Pada April 2016, OJK mencatat laba bank syariah mencapai Rp 939 miliar atau naik 7,19 persen dari April 2015 senilai Rp 876 miliar. Sepanjang 2015, laba bank syariah tercatat senilai Rp 1,79 triliun atau tumbuh 3,06 persen secara tahunan dari Rp 1,73 triliun.
Deputi Komisioner Pengawas Perbankan OJK Mulya E. Siregar mengatakan sama halnya dengan perbankan konvensional, penurunan laba bank syariah terjadi karena kondisi makro ekonomi yang masih menunjukkan perlambatan. Terlebih, perbankan syariah juga turut menyalurkan pembiayaan korporasi ke sektor komoditas, terutama pertambangan, yang menyebabkan rasio pembiayaan bermasalah (non-performing financing/NPF) bank syariah membengkak.
Per Mei 2016, NPF bank syariah juga menunjukkan kenaikan.
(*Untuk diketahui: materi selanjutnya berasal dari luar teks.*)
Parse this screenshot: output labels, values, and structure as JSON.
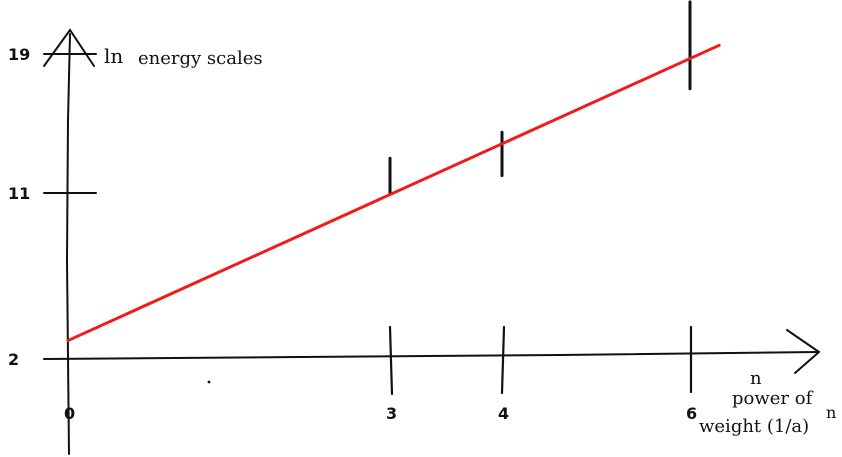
{
  "chart_data": {
    "type": "line",
    "x_ticks": [
      "0",
      "3",
      "4",
      "6"
    ],
    "y_ticks": [
      "2",
      "11",
      "19"
    ],
    "xlabel": {
      "top_n": "n",
      "line1": "power of",
      "line2_main": "weight (1/a)",
      "line2_sup": "n"
    },
    "ylabel": {
      "ln": "ln",
      "text": "energy scales"
    },
    "xlim": [
      0,
      6.9
    ],
    "ylim": [
      2,
      19
    ],
    "series": [
      {
        "color": "#ee1c1c",
        "x": [
          0,
          6.3
        ],
        "y": [
          3,
          19.5
        ]
      }
    ],
    "error_marks": [
      {
        "x": 3,
        "y_low": 11,
        "y_high": 13
      },
      {
        "x": 4,
        "y_low": 12,
        "y_high": 14.5
      },
      {
        "x": 6,
        "y_low": 17,
        "y_high": 22
      }
    ],
    "grid": false,
    "legend": "none"
  }
}
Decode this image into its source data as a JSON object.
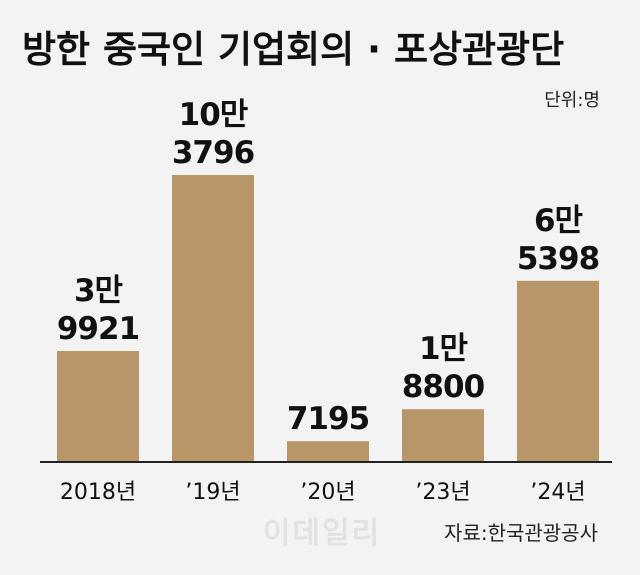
{
  "chart_data": {
    "type": "bar",
    "title": "방한 중국인 기업회의 · 포상관광단",
    "unit_label": "단위:명",
    "categories": [
      "2018년",
      "’19년",
      "’20년",
      "’23년",
      "’24년"
    ],
    "values": [
      39921,
      103796,
      7195,
      18800,
      65398
    ],
    "value_labels": [
      [
        "3만",
        "9921"
      ],
      [
        "10만",
        "3796"
      ],
      [
        "",
        "7195"
      ],
      [
        "1만",
        "8800"
      ],
      [
        "6만",
        "5398"
      ]
    ],
    "ylim": [
      0,
      103796
    ],
    "grid": false,
    "bar_color": "#b8966a",
    "source": "자료:한국관광공사",
    "watermark": "이데일리"
  }
}
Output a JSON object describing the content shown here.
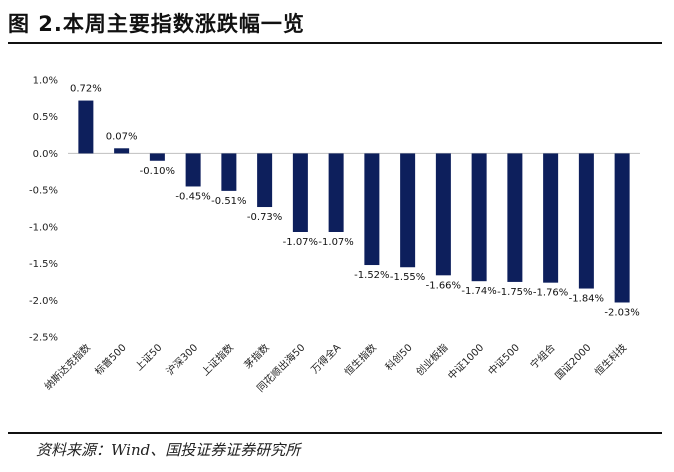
{
  "figure": {
    "title": "图 2.本周主要指数涨跌幅一览",
    "source": "资料来源：Wind、国投证券证券研究所"
  },
  "chart_data": {
    "type": "bar",
    "title": "",
    "xlabel": "",
    "ylabel": "",
    "ylim": [
      -2.5,
      1.0
    ],
    "yticks": [
      1.0,
      0.5,
      0.0,
      -0.5,
      -1.0,
      -1.5,
      -2.0,
      -2.5
    ],
    "ytick_labels": [
      "1.0%",
      "0.5%",
      "0.0%",
      "-0.5%",
      "-1.0%",
      "-1.5%",
      "-2.0%",
      "-2.5%"
    ],
    "grid": false,
    "legend": "none",
    "bar_color": "#0d1f5c",
    "categories": [
      "纳斯达克指数",
      "标普500",
      "上证50",
      "沪深300",
      "上证指数",
      "茅指数",
      "同花顺出海50",
      "万得全A",
      "恒生指数",
      "科创50",
      "创业板指",
      "中证1000",
      "中证500",
      "宁组合",
      "国证2000",
      "恒生科技"
    ],
    "values": [
      0.72,
      0.07,
      -0.1,
      -0.45,
      -0.51,
      -0.73,
      -1.07,
      -1.07,
      -1.52,
      -1.55,
      -1.66,
      -1.74,
      -1.75,
      -1.76,
      -1.84,
      -2.03
    ],
    "value_labels": [
      "0.72%",
      "0.07%",
      "-0.10%",
      "-0.45%",
      "-0.51%",
      "-0.73%",
      "-1.07%",
      "-1.07%",
      "-1.52%",
      "-1.55%",
      "-1.66%",
      "-1.74%",
      "-1.75%",
      "-1.76%",
      "-1.84%",
      "-2.03%"
    ]
  }
}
Memasuki periode kuartal II 2016, rasio pembiayaan macet gross BUS tercatat sebesar 6,17 persen atau naik 73 bps secara tahunan dari 5,44 persen. Sementara NPF gross UUS per Mei 2016 tercatat sebesar 3,97 persen atau naik 102 bps secara tahunan dari 2,95 persen.
“Betul , kami minta supaya mereka segera melakukan PPAP, jangan lama-lama, kalau tidak nanti bisa repot,” ujar Mulya saat ditemui di Jakarta, Jumat, 29 Juli 2016.
Mulya menambahkan, sebenarnya kondisi perbankan syariah saat ini telah diantisipasi oleh regulator selama 2010-2013. Saat itu, perbankan syariah mengebut ekspansi pembukaan kantor cabang dan kantor cabang pembantu mengingat bisnis syariah tengah memasuki masa kejayaan.
“Saya bilang nanti bisa tersandung kalau larinya kecepatan. Ya sekarang menuainya, cost -nya kan itu besar buka cabang, sedangkan yang didapat tidak sebanding,” kata Mulya.
Meski demikian, Mulya mengatakan saat ini perbankan syariah sedang gencar melakukan efisiensi dan perubahan fokus bisnis untuk mengoptimalkan kembali perolehan pendapatan. Menurutnya, perbankan syariah sudah mulai melakukan penutupan kantor cabang dan fokus pada bisnis ritel yang cenderung memiliki risiko lebih minim.
Seperti diketahui, OJK mencatat jumlah kantor yang dimiliki BUS dan UUS memang berkurang. Per Mei 2016, jumlah kantor BUS tercatat sebanyak 1.844 unit menurun dibandingkan dengan Mei 2015 sebanyak 2.133 unit. Sementara itu, jumlah kantor UUS per Mei 2016 tercatat sebanyak 313 unit, menurun dibandingkan dengan Mei 2015 sebanyak 327 unit.
Beberapa bank pun mulai mengalihkan fokus bisnisnya dari korporasi ke ritel.